On Computing the Shattering Coefficient to Analyze the Bias of Supervised Learning Algorithms with Applications to Deep Learning
Rodrigo Mello
Date: 15:15 – 16:00, Tuesday, 17.03.2020
Location: Minnaert – 2.02
Title: On Computing the Shattering Coefficient to Analyze the Bias of Supervised Learning Algorithms with Applications to Deep Learning
Abstract: The Statistical Learning Theory (SLT) provides the foundation to ensure that a supervised algorithm generalizes the mapping f : X → Y given f is selected from its search space bias F. SLT depends on the Shattering coefficient function N (F, n) to upper bound the empirical risk minimization principle, from which one can estimate the necessary training sample size to ensure the probabilistic learning convergence and, most importantly, the characterization of the capacity of F, including its under and overfitting abilities while addressing specific target problems.

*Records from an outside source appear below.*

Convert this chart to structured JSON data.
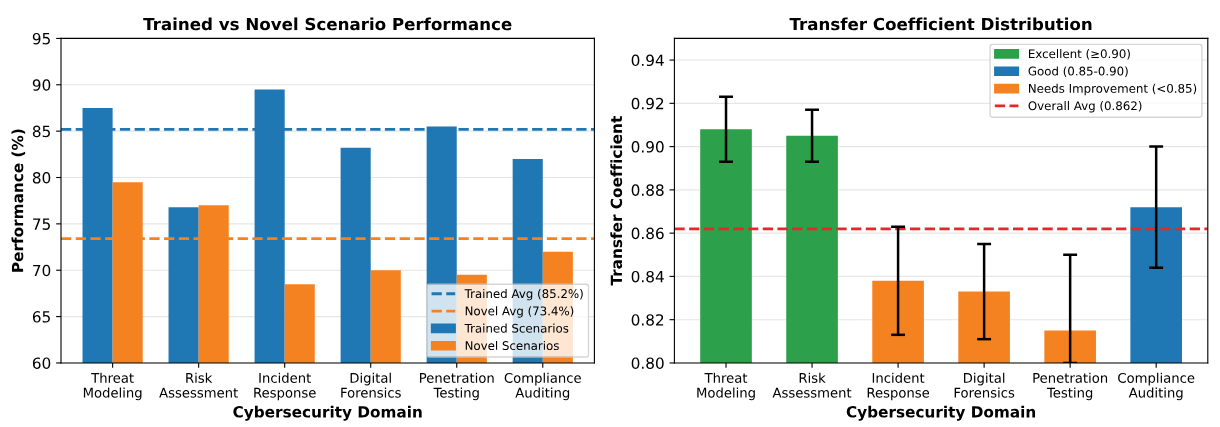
{
  "chart_data": [
    {
      "type": "bar",
      "title": "Trained vs Novel Scenario Performance",
      "xlabel": "Cybersecurity Domain",
      "ylabel": "Performance (%)",
      "categories": [
        "Threat\nModeling",
        "Risk\nAssessment",
        "Incident\nResponse",
        "Digital\nForensics",
        "Penetration\nTesting",
        "Compliance\nAuditing"
      ],
      "series": [
        {
          "name": "Trained Scenarios",
          "color": "#1f77b4",
          "values": [
            87.5,
            76.8,
            89.5,
            83.2,
            85.5,
            82.0
          ]
        },
        {
          "name": "Novel Scenarios",
          "color": "#f58220",
          "values": [
            79.5,
            77.0,
            68.5,
            70.0,
            69.5,
            72.0
          ]
        }
      ],
      "ref_lines": [
        {
          "axis": "y",
          "value": 85.2,
          "label": "Trained Avg (85.2%)",
          "color": "#1f77b4",
          "line_style": "dashed"
        },
        {
          "axis": "y",
          "value": 73.4,
          "label": "Novel Avg (73.4%)",
          "color": "#f58220",
          "line_style": "dashed"
        }
      ],
      "ylim": [
        60,
        95
      ],
      "yticks": [
        60,
        65,
        70,
        75,
        80,
        85,
        90,
        95
      ],
      "grid": "y",
      "legend": "bottom right"
    },
    {
      "type": "bar",
      "title": "Transfer Coefficient Distribution",
      "xlabel": "Cybersecurity Domain",
      "ylabel": "Transfer Coefficient",
      "categories": [
        "Threat\nModeling",
        "Risk\nAssessment",
        "Incident\nResponse",
        "Digital\nForensics",
        "Penetration\nTesting",
        "Compliance\nAuditing"
      ],
      "stacked": true,
      "series": [
        {
          "name": "Excellent (≥0.90)",
          "color": "#2ca04a",
          "values": [
            0.908,
            0.905,
            null,
            null,
            null,
            null
          ],
          "errors": [
            [
              0.893,
              0.923
            ],
            [
              0.893,
              0.917
            ],
            null,
            null,
            null,
            null
          ]
        },
        {
          "name": "Good (0.85-0.90)",
          "color": "#1f77b4",
          "values": [
            null,
            null,
            null,
            null,
            null,
            0.872
          ],
          "errors": [
            null,
            null,
            null,
            null,
            null,
            [
              0.844,
              0.9
            ]
          ]
        },
        {
          "name": "Needs Improvement (<0.85)",
          "color": "#f58220",
          "values": [
            null,
            null,
            0.838,
            0.833,
            0.815,
            null
          ],
          "errors": [
            null,
            null,
            [
              0.813,
              0.863
            ],
            [
              0.811,
              0.855
            ],
            [
              0.8,
              0.85
            ],
            null
          ]
        }
      ],
      "ref_lines": [
        {
          "axis": "y",
          "value": 0.862,
          "label": "Overall Avg (0.862)",
          "color": "#e8262a",
          "line_style": "dashed"
        }
      ],
      "ylim": [
        0.8,
        0.95
      ],
      "yticks": [
        {
          "value": 0.8,
          "label": "0.80"
        },
        {
          "value": 0.82,
          "label": "0.82"
        },
        {
          "value": 0.84,
          "label": "0.84"
        },
        {
          "value": 0.86,
          "label": "0.86"
        },
        {
          "value": 0.88,
          "label": "0.88"
        },
        {
          "value": 0.9,
          "label": "0.90"
        },
        {
          "value": 0.92,
          "label": "0.92"
        },
        {
          "value": 0.94,
          "label": "0.94"
        }
      ],
      "grid": "y",
      "legend": "top right"
    }
  ]
}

However, the precise computation of the Shattering coefficient is still an open problem, which we address in this paper by firstly estimating the maximal number of hyperplanes required to shatter any data sample based on the recent contributions by Har-Peled and Jones, and then we estimate the Shattering coefficient for both binary and multi-class problems. As main contributions, (i) our approach allows to study the complexity of the search space bias F, (ii) estimate training sample sizes, and (iii) parametrize the number of hyperplanes necessary to address some supervised task, what is specially appealing to deep neural networks, as evidenced by our experiments.